As I floated down the lagunes in the full sunshine, and observed how the figures of the gondoliers in their motley costume, and as they rowed, lightly moving above the sides of the gondola, stood out from the bright green surface and against the blue sky, I caught the best and freshest type possible of the Venetian school. The sunshine brought out the local colours with dazzling brilliancy, and the shades even were so luminous, that, comparatively, they in their turn might serve as lights. And the same may be said of the reflection from the sea-green water. All was painted "chiaro nell chiaro," so that foamy waves and lightning flashes were necessary to give it a grand finish (um die Tüpfchen auf sie zu setzen).

Titian and Paul have this brilliancy in the highest degree, and whenever we do not find it in any of their works, the piece is either damaged or has been touched up.
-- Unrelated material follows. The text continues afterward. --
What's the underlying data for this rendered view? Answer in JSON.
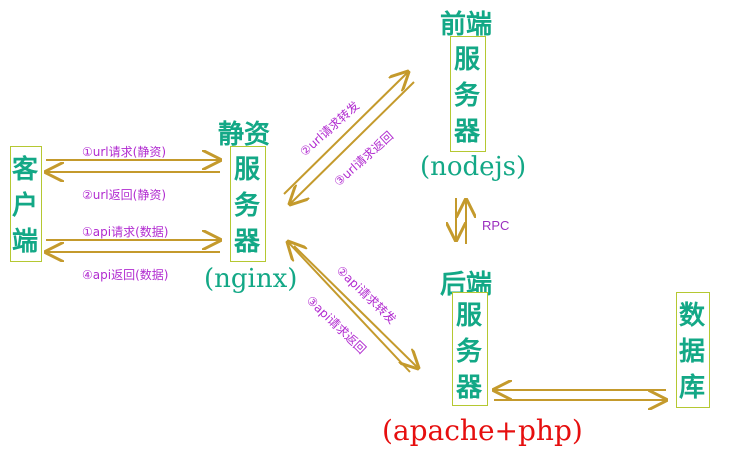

The cupola and vaulting of St. Mark's, with its side-walls,—are covered with paintings—a mass of richly colored figures on a golden ground; all in mosaic work: some of them very good, others but poor, according to the masters who furnished the cartoons.

Circumstances here have strangely impressed on my mind how everything depends on the first invention, and that this constitutes the right standard—the true genius—since with little square-pieces of glass (and here not in the soberest manner), it is possible to imitate the good as well as the bad. The art which furnished to the ancients their pavements, and to the Christians the vaulted ceilings of their churches, fritters itself away in our days on snuff-box lids and bracelets-clasps. The present times are worse even than one thinks.


Venice, October 8, 1786.

In the Farsetti palace there is a valuable collection of casts from the best antiques. I pass over all such as I had seen before at Mannheim or elsewhere, and mention only new acquaintances. A Cleopatra in intense repose, with the asp coiled round her arm, and sinking into the sleep of death;—a Niobe shrouding with her robe her youngest daughter from the arrows of Apollo;—some gladiators;—a winged genius, resting in his flight;—some philosophers, both in sitting and standing postures.

They are works from which, for thousands of years to come, the world may receive delight and instruction, without ever being able to equal with their thanks the merits of the artists.

Many speaking busts transported me to the old glorious times. Only I felt, alas, how backward I am in these studies; however, I will go on with them—at least I know the way. Palladio has opened the road for me to this and every other art and life. That sounds probably somewhat strange, and yet not so paradoxical as when Jacob Böhme says that, by seeing a pewter platter by a ray from Jupiter, he was enlightened as to the whole universe. There is also in this collection a fragment of the entablature of the temple of Antoninus and Faustina in Rome.